There are various apps put there that make planning a route quick and easy. Komoot and RidewithGPS are both well proven apps, however they do have their flaws. These apps rely on algorythms and data to calculate the best route and this does not always mean the best ride experience. The most direct route off road is not always the fastest and can sometime mean a hike-a-bike, riding a footpath which is illegal or just bumping your way over a ploughed up footpath or through a path of brambles.
So what is the best way to plan a local off road route? Well the old fashioned way is often the best… get your maps out! Studying a local map will enable you to find the smaller details in your chosen route and make a better judgement on the trail compared to that of a computer generated route. It may take more time but the results are often much more worth it. Below you can see a comparison between the same area on Komoot and an OS map, as you can see there is a considerable difference in detail.
So what do you need to look for?
Well the best place to plan a UK based route is using an OS leisure map. You can buy a paper version or use the online version. In the UK it is illegal to cycle on footpaths, so instead you need to try and piece together your route using bridle paths, byways and cycleways. You will most likely need to use a few short sections of tarmac to join together a loop or to link together the best tracks. The key below shows which marking you need to look for on the map.
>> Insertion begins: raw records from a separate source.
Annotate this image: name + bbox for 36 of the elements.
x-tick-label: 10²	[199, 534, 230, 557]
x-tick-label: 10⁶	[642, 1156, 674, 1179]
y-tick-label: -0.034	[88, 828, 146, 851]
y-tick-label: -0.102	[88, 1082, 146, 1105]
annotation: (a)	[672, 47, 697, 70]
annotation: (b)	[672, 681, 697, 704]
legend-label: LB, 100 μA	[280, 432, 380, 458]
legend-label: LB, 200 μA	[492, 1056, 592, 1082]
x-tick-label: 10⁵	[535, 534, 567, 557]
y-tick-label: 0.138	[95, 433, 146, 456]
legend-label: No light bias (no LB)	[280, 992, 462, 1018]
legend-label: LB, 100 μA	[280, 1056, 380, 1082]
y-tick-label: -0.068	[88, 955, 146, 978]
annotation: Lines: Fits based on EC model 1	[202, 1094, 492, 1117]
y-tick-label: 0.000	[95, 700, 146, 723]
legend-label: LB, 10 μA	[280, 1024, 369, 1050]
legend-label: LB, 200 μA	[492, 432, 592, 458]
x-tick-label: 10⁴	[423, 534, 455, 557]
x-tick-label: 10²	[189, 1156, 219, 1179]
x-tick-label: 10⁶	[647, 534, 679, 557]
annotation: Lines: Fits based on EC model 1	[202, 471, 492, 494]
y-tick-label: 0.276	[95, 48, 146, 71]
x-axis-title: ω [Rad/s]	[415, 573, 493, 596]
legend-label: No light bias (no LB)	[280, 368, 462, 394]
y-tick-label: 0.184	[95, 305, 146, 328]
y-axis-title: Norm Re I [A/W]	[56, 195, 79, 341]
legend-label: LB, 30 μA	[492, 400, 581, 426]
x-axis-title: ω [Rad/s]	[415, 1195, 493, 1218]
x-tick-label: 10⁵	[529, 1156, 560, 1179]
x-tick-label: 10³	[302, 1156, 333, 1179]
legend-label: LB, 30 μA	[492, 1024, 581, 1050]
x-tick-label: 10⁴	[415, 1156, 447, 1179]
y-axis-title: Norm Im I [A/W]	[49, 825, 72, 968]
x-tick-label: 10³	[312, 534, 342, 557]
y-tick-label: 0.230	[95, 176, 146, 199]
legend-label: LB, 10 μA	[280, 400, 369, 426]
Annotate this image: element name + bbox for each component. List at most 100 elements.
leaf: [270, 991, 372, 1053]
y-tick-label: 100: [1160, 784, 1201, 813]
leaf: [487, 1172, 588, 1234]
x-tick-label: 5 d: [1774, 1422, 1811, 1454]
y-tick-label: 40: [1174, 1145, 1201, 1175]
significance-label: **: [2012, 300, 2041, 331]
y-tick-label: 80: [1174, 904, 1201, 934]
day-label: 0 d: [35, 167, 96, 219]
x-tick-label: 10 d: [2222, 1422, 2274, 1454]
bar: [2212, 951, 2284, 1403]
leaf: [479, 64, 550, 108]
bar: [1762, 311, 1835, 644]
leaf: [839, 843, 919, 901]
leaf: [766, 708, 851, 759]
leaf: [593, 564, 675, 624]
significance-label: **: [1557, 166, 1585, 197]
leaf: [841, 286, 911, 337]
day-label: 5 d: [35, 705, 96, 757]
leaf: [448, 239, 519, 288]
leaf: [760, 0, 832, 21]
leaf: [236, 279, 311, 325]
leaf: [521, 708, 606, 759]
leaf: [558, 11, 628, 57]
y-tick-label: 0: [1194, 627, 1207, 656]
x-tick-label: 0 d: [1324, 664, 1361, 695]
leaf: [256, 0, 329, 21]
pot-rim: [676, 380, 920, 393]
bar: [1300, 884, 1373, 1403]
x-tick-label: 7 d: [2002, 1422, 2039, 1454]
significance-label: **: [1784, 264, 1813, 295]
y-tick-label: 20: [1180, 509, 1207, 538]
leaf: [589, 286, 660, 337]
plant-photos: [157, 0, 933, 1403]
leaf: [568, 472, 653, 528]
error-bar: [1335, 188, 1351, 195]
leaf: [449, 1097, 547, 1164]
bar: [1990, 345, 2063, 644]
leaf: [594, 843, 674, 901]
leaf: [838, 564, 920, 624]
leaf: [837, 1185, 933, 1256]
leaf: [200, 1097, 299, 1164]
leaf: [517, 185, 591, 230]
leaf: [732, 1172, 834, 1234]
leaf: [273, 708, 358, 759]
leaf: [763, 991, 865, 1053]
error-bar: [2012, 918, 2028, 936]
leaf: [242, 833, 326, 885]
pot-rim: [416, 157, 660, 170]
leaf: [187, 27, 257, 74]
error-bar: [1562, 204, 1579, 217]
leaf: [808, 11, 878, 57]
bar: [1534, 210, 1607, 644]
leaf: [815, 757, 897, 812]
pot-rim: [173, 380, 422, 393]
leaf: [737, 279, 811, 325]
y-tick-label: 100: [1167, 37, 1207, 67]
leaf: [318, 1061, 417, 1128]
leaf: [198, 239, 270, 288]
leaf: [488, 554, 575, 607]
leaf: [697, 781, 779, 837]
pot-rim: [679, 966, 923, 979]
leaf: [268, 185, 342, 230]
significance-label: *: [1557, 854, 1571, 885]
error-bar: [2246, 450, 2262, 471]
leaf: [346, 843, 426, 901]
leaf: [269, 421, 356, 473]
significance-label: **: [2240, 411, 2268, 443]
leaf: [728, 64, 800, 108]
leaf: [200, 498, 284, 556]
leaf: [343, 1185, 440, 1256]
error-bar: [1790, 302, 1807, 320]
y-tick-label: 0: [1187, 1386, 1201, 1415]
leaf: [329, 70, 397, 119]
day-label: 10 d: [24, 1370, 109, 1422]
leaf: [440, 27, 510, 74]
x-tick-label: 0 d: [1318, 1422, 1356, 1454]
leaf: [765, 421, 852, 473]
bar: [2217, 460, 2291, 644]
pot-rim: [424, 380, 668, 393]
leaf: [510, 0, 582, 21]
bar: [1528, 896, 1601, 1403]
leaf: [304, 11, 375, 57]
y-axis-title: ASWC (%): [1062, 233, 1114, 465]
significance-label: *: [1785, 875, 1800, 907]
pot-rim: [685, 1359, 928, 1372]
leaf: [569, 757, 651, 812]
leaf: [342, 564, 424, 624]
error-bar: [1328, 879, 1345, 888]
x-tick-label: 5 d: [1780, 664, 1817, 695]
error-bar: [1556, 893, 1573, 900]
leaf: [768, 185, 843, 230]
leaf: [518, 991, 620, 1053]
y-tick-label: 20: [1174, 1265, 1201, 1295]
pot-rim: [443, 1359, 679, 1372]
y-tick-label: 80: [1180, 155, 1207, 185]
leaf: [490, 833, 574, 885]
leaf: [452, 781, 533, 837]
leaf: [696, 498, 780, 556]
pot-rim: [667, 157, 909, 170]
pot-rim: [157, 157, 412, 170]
Bridleways vary around the country. In some places they are little more than rough tracks around the edge of farmers fields, in others they can be perfect gravel roads or single track trails. Whatever they are like in your areas these will form a large majority of your route.
Byways are essentially larger bridleways that are also open to motor vehicles at certain times of the year. These are often fantastic for a gravel bike and normally are longer in length. If you can find these for your routes then they can be a great way to cover some distance.
The national cycle network is also an excellent guide to finding new routes. Some use quiet roads, some used segregated tarmac cycle ways and others utilise off road tracks but most have a good signage system and can be easily found online at the Sustrans website.
So once you’ve planned your route you need a gps file to make navigation quick and easy. Using the knowledge gained from the OS maps its then often easy to trace your route out on one of the route planning apps such as Komoot. By dragging and dropping the route on the tracks and trails you have identified as legal and ridable on the maps you can create an excellent local ride. The only thing left to do then is get out there and ride it!